À l’occasion du prix décerné à l’un de mes livres par les écoliers de la région, j’étais invitée dans une petite ville de Normandie. Contrairement à ce qui se fait d'habitude, les organisateurs ne m'avaient pas réservé de chambre d'hôtel : Liliane B., la bibliothécaire, possédait une immense maison et ne demandait qu'à m'héberger.

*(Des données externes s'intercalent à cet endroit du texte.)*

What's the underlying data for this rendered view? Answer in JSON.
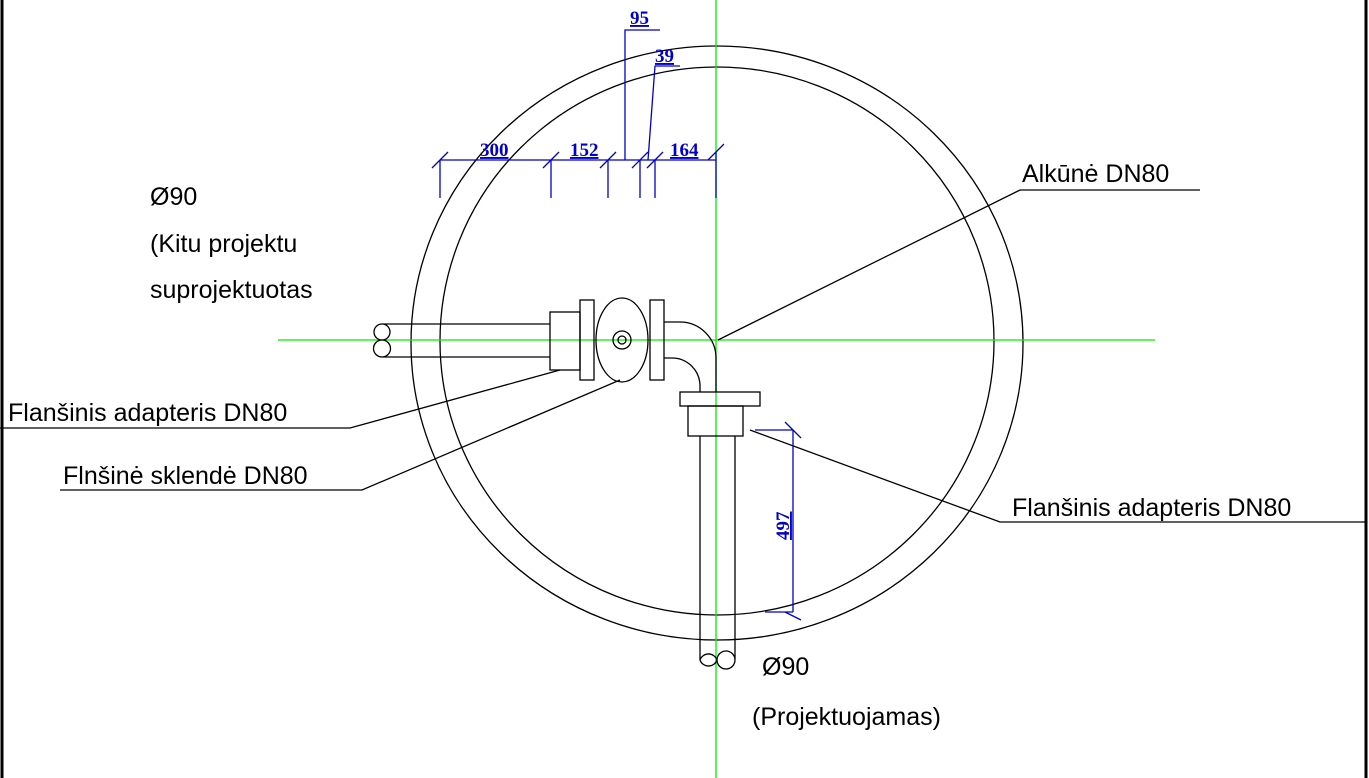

         D'ordinaire, lorsqu'on me propose de loger chez l'habitant, je tire la tronche. Après une journée de représentation devant ces chères têtes blondes, le soir, je n'ai qu'une envie : être seule et me taire. Mais cette fois, c'est différent : Liliane et son mari me sont très sympathiques et ont, de surcroît, une petite fille adorable et une chienne qui ne l'est pas moins. Soirée agréable, donc. Nous bavardons devant un feu de bois en buvant du ti punch, puis chacun se couche. Très tard.

         La chambre d'amis que l'on met à ma disposition est dans une aile isolée du bâtiment. Elle est divisée en deux par un rideau. D'un côté, le lit de la belle-mère, absente pour quelques jours, recouvert d'un grand châle en dentelle blanche, de l'autre, celui destiné aux invités de passage — le mien.

         Au milieu de la nuit, une furieuse envie de pisser me réveille. Et là, big problème : où sont les toilettes ? Liliane me les a pourtant montrées hier soir...  J'entrouvre ma porte et la referme aussitôt, désorientée par ce palier et ces escaliers que je ne connais pas, les grands couloirs glacés de cette vieille demeure où je suis sûre de me paumer. D'ailleurs, je ne sais même pas où se trouve le bouton électrique.

         Je me recouche, essayant vainement de faire le vide dans mon esprit et de me rendormir. Impossible, avec cette vessie pleine à craquer... 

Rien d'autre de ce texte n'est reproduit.